Concrètement, les Congolais se demandent si le gouvernement a véritablement une politique industrielle. En principe, la croissance du Produit intérieur brut (PIB) par habitant autour de 8 % en moyenne entre 2009 et 2014 aurait dû amener de grands changements structurels dans le pays. En effet, l’Europe des années 1980, avec un taux de croissance moyen de 4 à 5 % par an, a rattrapé son retard par rapport aux États-Unis qui l’a aidée à se reconstruire à travers le plan Marshall. La Chine d’aujourd’hui qui a affiché un taux moyen de croissance de 9 % entre 1990 et 2012, a quasiment rattrapé son retard par rapport à l’Occident. Tout le monde voit que la Chine est en passe de devenir légitimement la première puissance économique du monde.

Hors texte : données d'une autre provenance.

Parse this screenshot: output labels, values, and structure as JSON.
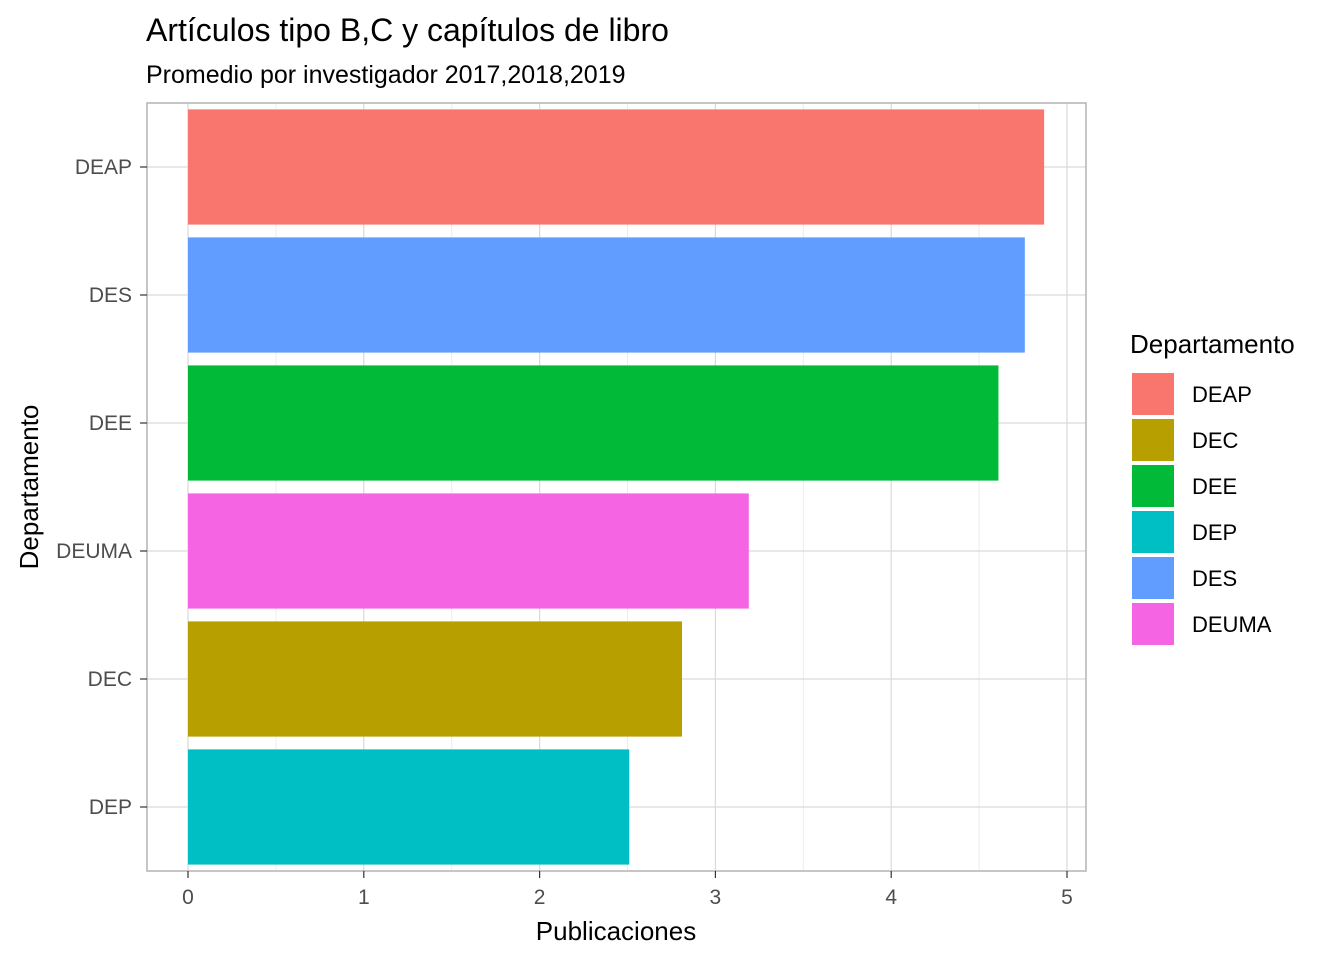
{
  "chart_data": {
    "type": "bar",
    "orientation": "horizontal",
    "title": "Artículos tipo B,C y capítulos de libro",
    "subtitle": "Promedio por investigador 2017,2018,2019",
    "xlabel": "Publicaciones",
    "ylabel": "Departamento",
    "xlim": [
      0,
      5
    ],
    "x_ticks": [
      "0",
      "1",
      "2",
      "3",
      "4",
      "5"
    ],
    "categories": [
      "DEAP",
      "DES",
      "DEE",
      "DEUMA",
      "DEC",
      "DEP"
    ],
    "values": [
      4.87,
      4.76,
      4.61,
      3.19,
      2.81,
      2.51
    ],
    "colors": [
      "#F8766D",
      "#619CFF",
      "#00BA38",
      "#F564E3",
      "#B79F00",
      "#00BFC4"
    ],
    "grid": true,
    "legend": {
      "title": "Departamento",
      "position": "right",
      "items": [
        {
          "label": "DEAP",
          "color": "#F8766D"
        },
        {
          "label": "DEC",
          "color": "#B79F00"
        },
        {
          "label": "DEE",
          "color": "#00BA38"
        },
        {
          "label": "DEP",
          "color": "#00BFC4"
        },
        {
          "label": "DES",
          "color": "#619CFF"
        },
        {
          "label": "DEUMA",
          "color": "#F564E3"
        }
      ]
    }
  }
}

Malgré son caractère abstrait, la croissance c’est du concret dans le vécu quotidien. Elle se manifeste aussi à travers l’absorption du chômage et la réduction de la pauvreté dans le pays grâce à l’industrialisation. Aujourd’hui, la Chine est qualifiée d’« atelier du monde », ce qui justifie pleinement sa croissance. La République démocratique du Congo est encore tributaire notamment des produits alimentaires et autres en provenance de l’étranger. Cela montre que le pays est sous industrialisé, voire désindustrialisé.
Barrage d’Inga, moteur de développement
Sous la Deuxième République, la politique industrielle a été pensée autour de la centrale hydroélectrique d’Inga. Un projet pharaonique pour faire de l’ex-Zaïre à l’horizon 1980 l’une des trois premières économies industrielles en Afrique selon la volonté politique des dirigeants de l’époque. Comme on peut le constater, Inga n’est pas encore à sa phase terminale. L’autre maillon de l’industrialisation du pays, la Société sidérurgique de Maluku (SOSIDER), a été passée au compte pertes et profits.

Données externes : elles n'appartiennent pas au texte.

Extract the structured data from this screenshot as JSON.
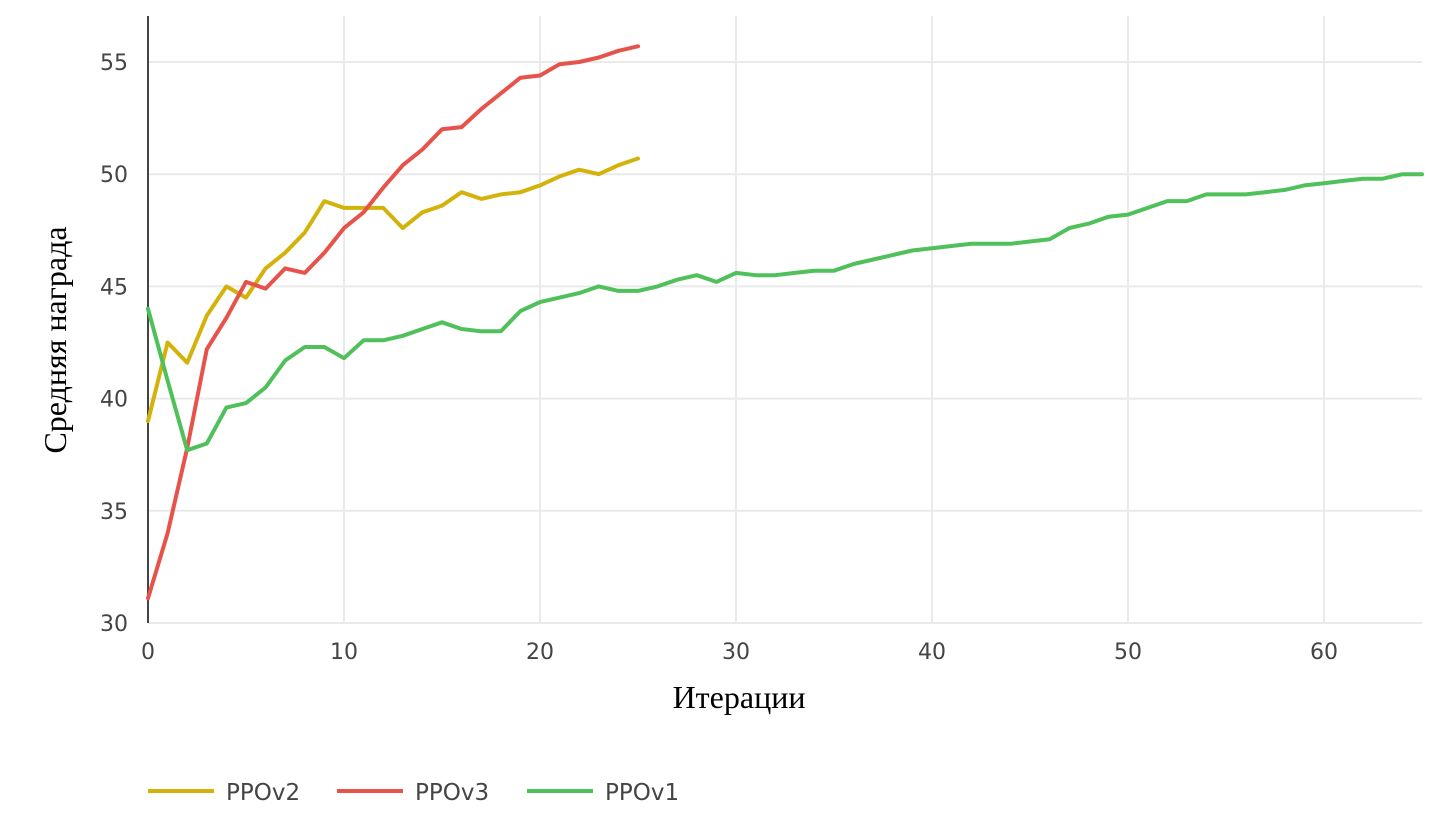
{
  "chart_data": {
    "type": "line",
    "title": "",
    "xlabel": "Итерации",
    "ylabel": "Средняя награда",
    "xlim": [
      0,
      65
    ],
    "ylim": [
      30,
      57
    ],
    "xticks": [
      0,
      10,
      20,
      30,
      40,
      50,
      60
    ],
    "yticks": [
      30,
      35,
      40,
      45,
      50,
      55
    ],
    "grid": true,
    "legend_position": "bottom-left",
    "series": [
      {
        "name": "PPOv2",
        "color": "#d4b20c",
        "x": [
          0,
          1,
          2,
          3,
          4,
          5,
          6,
          7,
          8,
          9,
          10,
          11,
          12,
          13,
          14,
          15,
          16,
          17,
          18,
          19,
          20,
          21,
          22,
          23,
          24,
          25
        ],
        "y": [
          39.0,
          42.5,
          41.6,
          43.7,
          45.0,
          44.5,
          45.8,
          46.5,
          47.4,
          48.8,
          48.5,
          48.5,
          48.5,
          47.6,
          48.3,
          48.6,
          49.2,
          48.9,
          49.1,
          49.2,
          49.5,
          49.9,
          50.2,
          50.0,
          50.4,
          50.7
        ]
      },
      {
        "name": "PPOv3",
        "color": "#e5534b",
        "x": [
          0,
          1,
          2,
          3,
          4,
          5,
          6,
          7,
          8,
          9,
          10,
          11,
          12,
          13,
          14,
          15,
          16,
          17,
          18,
          19,
          20,
          21,
          22,
          23,
          24,
          25
        ],
        "y": [
          31.1,
          34.0,
          37.8,
          42.2,
          43.6,
          45.2,
          44.9,
          45.8,
          45.6,
          46.5,
          47.6,
          48.3,
          49.4,
          50.4,
          51.1,
          52.0,
          52.1,
          52.9,
          53.6,
          54.3,
          54.4,
          54.9,
          55.0,
          55.2,
          55.5,
          55.7
        ]
      },
      {
        "name": "PPOv1",
        "color": "#4fc05a",
        "x": [
          0,
          1,
          2,
          3,
          4,
          5,
          6,
          7,
          8,
          9,
          10,
          11,
          12,
          13,
          14,
          15,
          16,
          17,
          18,
          19,
          20,
          21,
          22,
          23,
          24,
          25,
          26,
          27,
          28,
          29,
          30,
          31,
          32,
          33,
          34,
          35,
          36,
          37,
          38,
          39,
          40,
          41,
          42,
          43,
          44,
          45,
          46,
          47,
          48,
          49,
          50,
          51,
          52,
          53,
          54,
          55,
          56,
          57,
          58,
          59,
          60,
          61,
          62,
          63,
          64,
          65
        ],
        "y": [
          44.0,
          40.8,
          37.7,
          38.0,
          39.6,
          39.8,
          40.5,
          41.7,
          42.3,
          42.3,
          41.8,
          42.6,
          42.6,
          42.8,
          43.1,
          43.4,
          43.1,
          43.0,
          43.0,
          43.9,
          44.3,
          44.5,
          44.7,
          45.0,
          44.8,
          44.8,
          45.0,
          45.3,
          45.5,
          45.2,
          45.6,
          45.5,
          45.5,
          45.6,
          45.7,
          45.7,
          46.0,
          46.2,
          46.4,
          46.6,
          46.7,
          46.8,
          46.9,
          46.9,
          46.9,
          47.0,
          47.1,
          47.6,
          47.8,
          48.1,
          48.2,
          48.5,
          48.8,
          48.8,
          49.1,
          49.1,
          49.1,
          49.2,
          49.3,
          49.5,
          49.6,
          49.7,
          49.8,
          49.8,
          50.0,
          50.0
        ]
      }
    ]
  }
}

Depuis 1990, il n’y a ni politique énergétique cohérente ni zones économiques ou industrielles spéciales viables ni encore parcs agroindustriels modernes, à l’exception de Bukanga-Lonzo. En plus, des unités de production industrielle, comme UTEXAFRICA, SOTEXKI, Cimenterie de la province Orientale, Sucrière de Kiliba, Pêcherie maritime du Congo…, ne sont plus que de lointains souvenirs. En 2012, le gouvernement, sous le cabinet Matata, a voulu reprendre la main en affichant son ambition de la relance industrielle qui tienne compte d e la situation de l’industrie existante et de la nécessité de reconstituer et développer le tissu industriel au regard de l’ambition d’émergence économique. Ce ne sont pas des propos, mais des programmes bien conçus et des actions bien articulées financés et mis en œuvre sur le terrain qui vont transformer la RDC et en faire un État émergent. Selon des experts et analystes économiques, les secteurs prioritaires sont les infrastructures, l’industrie manufacturière, l’énergie, l’agriculture, l’agro-industrie…
Le gouvernement a fait voter la loi de sauvetage des industries en péril au Parlement. Mais il ne fait rien sur le terrain pour promouvoir la relance des cultures de palmier à huile, coton, café, cacao, hévéa, riz… Bref, on ne voit toujours pas que c’est la priorité pour le gouvernement. Que dire de la protection de la main-d’œuvre congolaise et de la promotion de la classe moyenne ? La loi sur la sous-traitance qui entre en application dès l’année prochaine a été votée pour les Congolais et en faveur des Congolais. En RDC, la croissance a toujours été tributaire d’une impulsion exogène, c’est-à-dire venant à la fois du public et du privé. Ces derniers se sont focalisés sur des ressources naturelles, minières et agricoles. De 1940 jusqu’en 1959, l’industrie s’est fortement développée. Après l’indépendance, les quotas à l’importation ont renforcé l’industrie nationale. Si la colonisation a légué au nouvel État une économie productive et équipée, la croissance n’a pas suivi. Elle s’est arrêtée à cause surtout des récessions conjoncturelles, d’une baisse des investissements privés et de la fuite massive des capitaux. Une grande part de l’économie du pays reste cependant hors des indicateurs du PIB, étant donné que l’économie souterraine ou l’économie informelle reste majoritaire dans le pays.